Dakriyopsun Cerrahi Tedavisinde Lezyon İçi Tripan Mavisi ile Renklendirilmiş Viskoelastik Enjeksiyonu
PDF
Atıf
Paylaş
Talep
Olgu Sunumu
P: 486-488
Aralık 2012

Dakriyopsun Cerrahi Tedavisinde Lezyon İçi Tripan Mavisi ile Renklendirilmiş Viskoelastik Enjeksiyonu

Turk J Ophthalmol 2012;42(6):486-488
1. Kirikkale Üniversitesi Tip Fakültesi, Göz Hastaliklari Anabilim Dali, Kirikkale, Türkiye
Bilgi mevcut değil.
Bilgi mevcut değil
Alındığı Tarih: 20.11.2011
Kabul Tarihi: 20.02.2012
PDF
Atıf
Paylaş
Talep

ÖZET

Lakrimal bezin basit epitelyal kisti olan dakriyopsun cerrahi eksizyonu sırasında ince duvarında meydana gelecek perforasyon kistin kollapsına neden olarak cerrahiyi komplike hale getirebilir. Bu yazıda bu problemin üstesinden gelebilmek amacıyla 53 yaşında bir kadın hastada uygulanan dakriyops cerrahisinde lezyon içine tripan mavisi ile renklendirilmiş metil selüloz enjeksiyonu tarif edilmiştir.
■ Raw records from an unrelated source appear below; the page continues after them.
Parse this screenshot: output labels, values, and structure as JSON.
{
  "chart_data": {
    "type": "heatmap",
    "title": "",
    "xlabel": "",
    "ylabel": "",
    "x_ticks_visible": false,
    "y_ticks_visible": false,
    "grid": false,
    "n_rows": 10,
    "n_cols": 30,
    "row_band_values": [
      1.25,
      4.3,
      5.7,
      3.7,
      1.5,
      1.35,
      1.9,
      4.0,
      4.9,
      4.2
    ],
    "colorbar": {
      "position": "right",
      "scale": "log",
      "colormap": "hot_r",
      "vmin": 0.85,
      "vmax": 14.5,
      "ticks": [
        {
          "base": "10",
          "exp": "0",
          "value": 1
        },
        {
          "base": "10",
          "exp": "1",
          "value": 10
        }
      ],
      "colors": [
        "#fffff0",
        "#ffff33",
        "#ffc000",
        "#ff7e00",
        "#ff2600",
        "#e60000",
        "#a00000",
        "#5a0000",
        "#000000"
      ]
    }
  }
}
Bu sayede cerrahi işlemin kolaylaştığı ve komplikasyon riskinin azaldığı göz önüne alındığında dakriyops cerrahisinde faydalı bir modifikasyon olarak değerlendirilebilir. (Turk J Ophthalmol 2012; 42: 486-8)

Giriş

Dakriyops, lakrimal bezin boşaltıcı kanallarının genişleyerek kistik bir oluşum haline gelmesi sonucu gelişen epitelyal bir kisttir.1 Sıklıkla bezin palpebral lobunda gelişerek zamanla büyüyen ve üst temporal foknikste konjonktiva altında ağrısız kitle olarak ortaya çıkan lezyon nadir olarak orbital lobdan da köken alabilir. Dakriyopsun başlıca tedavi seçeneği olan cerrahinin nüks, fistülizasyon ve hipolakrimasyon gibi komplikasyonları mevcut olup bu komplikasyonların gelişmesi ancak uygun bir teknik ve titiz diseksiyon ile lezyonun tamamen çıkarılması sayesinde önlenebilir.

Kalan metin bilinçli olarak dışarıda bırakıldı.